Si Pascal n'eût envisagé que quelque grand profit, ou si même il n'eût été mu que par le seul désir de la gloire, je ne saurais croire qu'il eût jamais pu rassembler, comme il l'a fait, toutes les puissances de son intelligence pour mieux découvrir les secrets les plus cachés du Créateur. Quand je le vois arracher, en quelque façon, son âme du milieu des soins de la vie, afin de l'attacher tout entière à cette recherche, et, brisant prématurément les liens qui la retiennent au corps, mourir de vieillesse avant quarante ans, je m'arrête interdit, et je comprends que ce n'est point une cause ordinaire qui peut produire de si extraordinaires efforts.

L'avenir prouvera si ces passions, si rares et si fécondes, naissent et se développent aussi aisément au milieu des sociétés démocratiques qu'au sein des aristocraties. Quant à moi, j'avoue que j'ai peine à le croire.

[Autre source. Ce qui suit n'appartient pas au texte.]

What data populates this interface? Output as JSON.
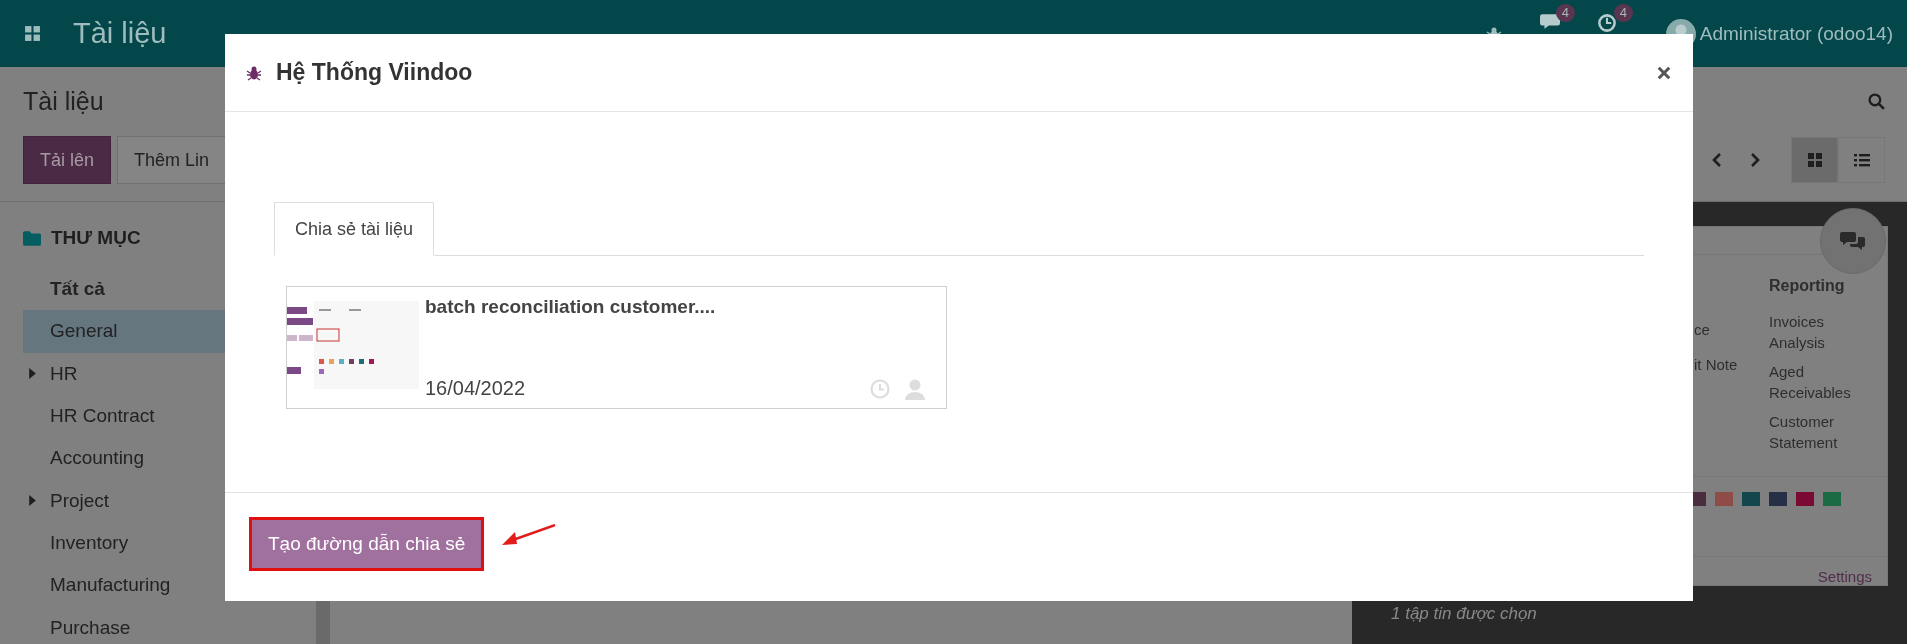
{
  "navbar": {
    "app_title": "Tài liệu",
    "messages_badge": "4",
    "activities_badge": "4",
    "user": "Administrator (odoo14)"
  },
  "control_panel": {
    "breadcrumb": "Tài liệu",
    "buttons": [
      {
        "label": "Tải lên",
        "kind": "primary"
      },
      {
        "label": "Thêm Lin",
        "kind": "secondary"
      }
    ],
    "views": [
      {
        "kind": "kanban",
        "selected": true
      },
      {
        "kind": "list",
        "selected": false
      }
    ]
  },
  "sidebar": {
    "heading": "THƯ MỤC",
    "items": [
      {
        "label": "Tất cả",
        "kind": "all",
        "selected": false,
        "has_children": false
      },
      {
        "label": "General",
        "kind": "folder",
        "selected": true,
        "has_children": false
      },
      {
        "label": "HR",
        "kind": "folder",
        "selected": false,
        "has_children": true
      },
      {
        "label": "HR Contract",
        "kind": "folder",
        "selected": false,
        "has_children": false
      },
      {
        "label": "Accounting",
        "kind": "folder",
        "selected": false,
        "has_children": false
      },
      {
        "label": "Project",
        "kind": "folder",
        "selected": false,
        "has_children": true
      },
      {
        "label": "Inventory",
        "kind": "folder",
        "selected": false,
        "has_children": false
      },
      {
        "label": "Manufacturing",
        "kind": "folder",
        "selected": false,
        "has_children": false
      },
      {
        "label": "Purchase",
        "kind": "folder",
        "selected": false,
        "has_children": false
      }
    ]
  },
  "preview_panel": {
    "column_1": [
      "ce",
      "it Note"
    ],
    "reporting": {
      "heading": "Reporting",
      "items": [
        "Invoices Analysis",
        "Aged Receivables",
        "Customer Statement"
      ]
    },
    "swatches": [
      {
        "color": "#4a2d3e"
      },
      {
        "color": "#8f4c47"
      },
      {
        "color": "#14474d"
      },
      {
        "color": "#262f45"
      },
      {
        "color": "#7a0a33"
      },
      {
        "color": "#1b6c44"
      }
    ],
    "settings_link": "Settings",
    "selection_info": "1 tập tin được chọn"
  },
  "dialog": {
    "title": "Hệ Thống Viindoo",
    "tabs": [
      {
        "label": "Chia sẻ tài liệu",
        "selected": true
      }
    ],
    "document": {
      "name": "batch reconciliation customer....",
      "date": "16/04/2022"
    },
    "primary_button": {
      "label": "Tạo đường dẫn chia sẻ",
      "highlighted": true
    },
    "annotation_arrow": true
  }
}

Dans les sociétés aristocratiques, la classe qui dirige l'opinion et mène les affaires, étant placée d'une manière permanente et héréditaire au-dessus de la foule, conçoit naturellement une idée superbe d'elle-même et de l'homme. Elle imagine volontiers pour lui des jouissances glorieuses, et fixe des buts magnifiques à ses désirs. Les aristocraties font souvent des actions fort tyranniques et fort inhumaines, mais elles conçoivent rarement des pensées basses, et elles montrent un certain dédain orgueilleux pour les petits plaisirs, alors même qu'elles s'y livrent; cela y monte toutes les âmes sur un ton fort haut. Dans les temps aristocratiques on se fait généralement des idées très-vastes de la dignité, de la puissance, de la grandeur de l'homme. Ces opinions influent sur ceux qui cultivent les sciences comme sur tous les autres; elles facilitent l'élan naturel de l'esprit vers les plus hautes régions de la pensée, et la disposent naturellement à concevoir l'amour sublime et presque divin de la vérité.

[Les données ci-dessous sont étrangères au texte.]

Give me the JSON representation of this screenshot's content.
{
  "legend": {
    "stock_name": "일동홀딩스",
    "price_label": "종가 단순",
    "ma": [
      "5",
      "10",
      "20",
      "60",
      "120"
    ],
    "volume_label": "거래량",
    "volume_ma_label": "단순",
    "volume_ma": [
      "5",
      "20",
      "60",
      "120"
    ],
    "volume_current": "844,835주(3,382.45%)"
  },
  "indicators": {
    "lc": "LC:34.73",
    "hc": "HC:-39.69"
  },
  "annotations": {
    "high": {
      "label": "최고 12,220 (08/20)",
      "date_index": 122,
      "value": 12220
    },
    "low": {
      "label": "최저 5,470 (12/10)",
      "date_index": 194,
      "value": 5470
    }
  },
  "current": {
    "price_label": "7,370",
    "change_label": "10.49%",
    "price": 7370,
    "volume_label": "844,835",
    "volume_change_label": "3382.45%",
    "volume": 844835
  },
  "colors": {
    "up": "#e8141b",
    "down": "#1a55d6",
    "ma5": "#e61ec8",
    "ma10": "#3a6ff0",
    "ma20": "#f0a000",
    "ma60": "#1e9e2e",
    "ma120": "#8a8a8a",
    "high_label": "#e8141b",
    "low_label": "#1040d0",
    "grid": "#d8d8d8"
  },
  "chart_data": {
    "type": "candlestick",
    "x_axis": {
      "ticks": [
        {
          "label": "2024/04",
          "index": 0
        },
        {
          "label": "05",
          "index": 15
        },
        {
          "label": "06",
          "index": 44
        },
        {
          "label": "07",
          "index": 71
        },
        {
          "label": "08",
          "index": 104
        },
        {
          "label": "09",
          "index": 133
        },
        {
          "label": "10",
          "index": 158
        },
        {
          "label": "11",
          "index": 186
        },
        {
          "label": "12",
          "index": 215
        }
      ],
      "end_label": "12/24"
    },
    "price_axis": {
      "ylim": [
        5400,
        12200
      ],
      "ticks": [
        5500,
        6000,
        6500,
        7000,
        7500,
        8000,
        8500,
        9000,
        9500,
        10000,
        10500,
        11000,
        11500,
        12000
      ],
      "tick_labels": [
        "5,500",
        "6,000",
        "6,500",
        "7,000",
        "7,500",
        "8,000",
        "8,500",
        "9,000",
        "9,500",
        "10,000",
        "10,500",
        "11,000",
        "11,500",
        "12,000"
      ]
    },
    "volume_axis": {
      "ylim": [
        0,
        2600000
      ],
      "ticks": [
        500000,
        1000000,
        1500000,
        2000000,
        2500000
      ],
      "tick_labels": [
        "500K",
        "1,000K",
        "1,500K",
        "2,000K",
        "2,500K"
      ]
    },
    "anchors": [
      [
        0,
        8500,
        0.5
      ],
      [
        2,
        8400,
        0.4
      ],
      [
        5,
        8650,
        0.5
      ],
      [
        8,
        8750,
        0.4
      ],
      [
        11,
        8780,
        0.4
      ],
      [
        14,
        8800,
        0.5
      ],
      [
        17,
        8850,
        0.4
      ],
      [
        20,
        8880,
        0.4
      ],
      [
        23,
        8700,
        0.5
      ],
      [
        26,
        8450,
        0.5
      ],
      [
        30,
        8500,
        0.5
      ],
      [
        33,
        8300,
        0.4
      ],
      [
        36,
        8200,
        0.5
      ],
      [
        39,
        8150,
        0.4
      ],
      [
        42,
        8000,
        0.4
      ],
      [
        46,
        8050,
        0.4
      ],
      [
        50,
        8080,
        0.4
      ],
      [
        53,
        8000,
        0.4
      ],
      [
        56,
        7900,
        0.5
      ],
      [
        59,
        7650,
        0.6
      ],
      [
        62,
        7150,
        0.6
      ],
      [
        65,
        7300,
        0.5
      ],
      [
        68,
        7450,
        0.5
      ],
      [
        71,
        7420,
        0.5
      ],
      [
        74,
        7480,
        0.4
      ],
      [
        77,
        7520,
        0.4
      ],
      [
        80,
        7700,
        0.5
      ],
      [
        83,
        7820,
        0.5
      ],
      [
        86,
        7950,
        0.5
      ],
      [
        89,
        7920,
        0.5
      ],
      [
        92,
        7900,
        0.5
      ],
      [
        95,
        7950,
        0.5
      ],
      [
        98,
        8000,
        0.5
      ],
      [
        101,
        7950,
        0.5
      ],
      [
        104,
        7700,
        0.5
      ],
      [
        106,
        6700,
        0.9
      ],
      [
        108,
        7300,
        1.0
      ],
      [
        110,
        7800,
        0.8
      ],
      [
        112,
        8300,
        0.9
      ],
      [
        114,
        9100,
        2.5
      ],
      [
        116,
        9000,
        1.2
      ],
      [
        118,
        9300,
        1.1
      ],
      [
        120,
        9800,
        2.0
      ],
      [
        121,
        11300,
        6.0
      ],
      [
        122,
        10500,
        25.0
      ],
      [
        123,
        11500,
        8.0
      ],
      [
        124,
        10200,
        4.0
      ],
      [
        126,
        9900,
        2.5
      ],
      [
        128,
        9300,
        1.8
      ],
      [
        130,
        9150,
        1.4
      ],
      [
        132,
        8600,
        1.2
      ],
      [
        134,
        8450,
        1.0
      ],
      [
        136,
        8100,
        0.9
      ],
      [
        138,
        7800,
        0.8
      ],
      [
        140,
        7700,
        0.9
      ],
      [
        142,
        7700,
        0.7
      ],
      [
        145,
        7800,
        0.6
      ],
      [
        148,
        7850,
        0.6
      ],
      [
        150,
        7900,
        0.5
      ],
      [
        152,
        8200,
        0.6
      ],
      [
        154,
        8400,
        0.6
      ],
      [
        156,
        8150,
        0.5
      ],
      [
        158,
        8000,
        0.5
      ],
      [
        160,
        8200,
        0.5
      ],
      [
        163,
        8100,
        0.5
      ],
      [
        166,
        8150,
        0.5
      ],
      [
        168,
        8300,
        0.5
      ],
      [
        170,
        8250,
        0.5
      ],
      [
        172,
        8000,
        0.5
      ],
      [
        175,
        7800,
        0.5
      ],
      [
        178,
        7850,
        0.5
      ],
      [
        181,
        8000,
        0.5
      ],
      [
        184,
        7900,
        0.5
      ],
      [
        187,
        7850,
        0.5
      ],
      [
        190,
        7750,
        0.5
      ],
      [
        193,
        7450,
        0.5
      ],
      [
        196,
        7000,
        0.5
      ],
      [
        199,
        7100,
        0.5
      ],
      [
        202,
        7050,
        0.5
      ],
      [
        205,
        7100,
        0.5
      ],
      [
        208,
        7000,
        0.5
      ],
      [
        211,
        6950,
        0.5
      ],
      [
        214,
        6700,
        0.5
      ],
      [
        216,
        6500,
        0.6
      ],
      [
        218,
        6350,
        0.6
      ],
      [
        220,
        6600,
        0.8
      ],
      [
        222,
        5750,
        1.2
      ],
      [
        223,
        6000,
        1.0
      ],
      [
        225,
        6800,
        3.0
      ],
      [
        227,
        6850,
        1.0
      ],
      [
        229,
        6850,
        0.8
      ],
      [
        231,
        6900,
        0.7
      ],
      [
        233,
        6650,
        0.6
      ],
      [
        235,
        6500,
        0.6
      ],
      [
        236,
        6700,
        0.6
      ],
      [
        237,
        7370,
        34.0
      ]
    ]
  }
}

Les savants de ces temps sont donc entraînés vers la théorie, et il leur arrive même souvent de concevoir un mépris inconsidéré pour la pratique. «Archimède, dit Plutarque, a eu le cœur si haut qu'il ne daigna jamais laisser par écrit aucune œuvre de la manière de dresser toutes ces machines de guerre, et réputant toute cette science d'inventer et composer machines et généralement tout art qui rapporte quelque utilité à le mettre en pratique, vil, bas et mercenaire, il employa son esprit et son étude à écrire seulement choses dont la beauté et la subtilité ne fût aucunement mêlée avec nécessité.» Voilà la visée aristocratique des sciences.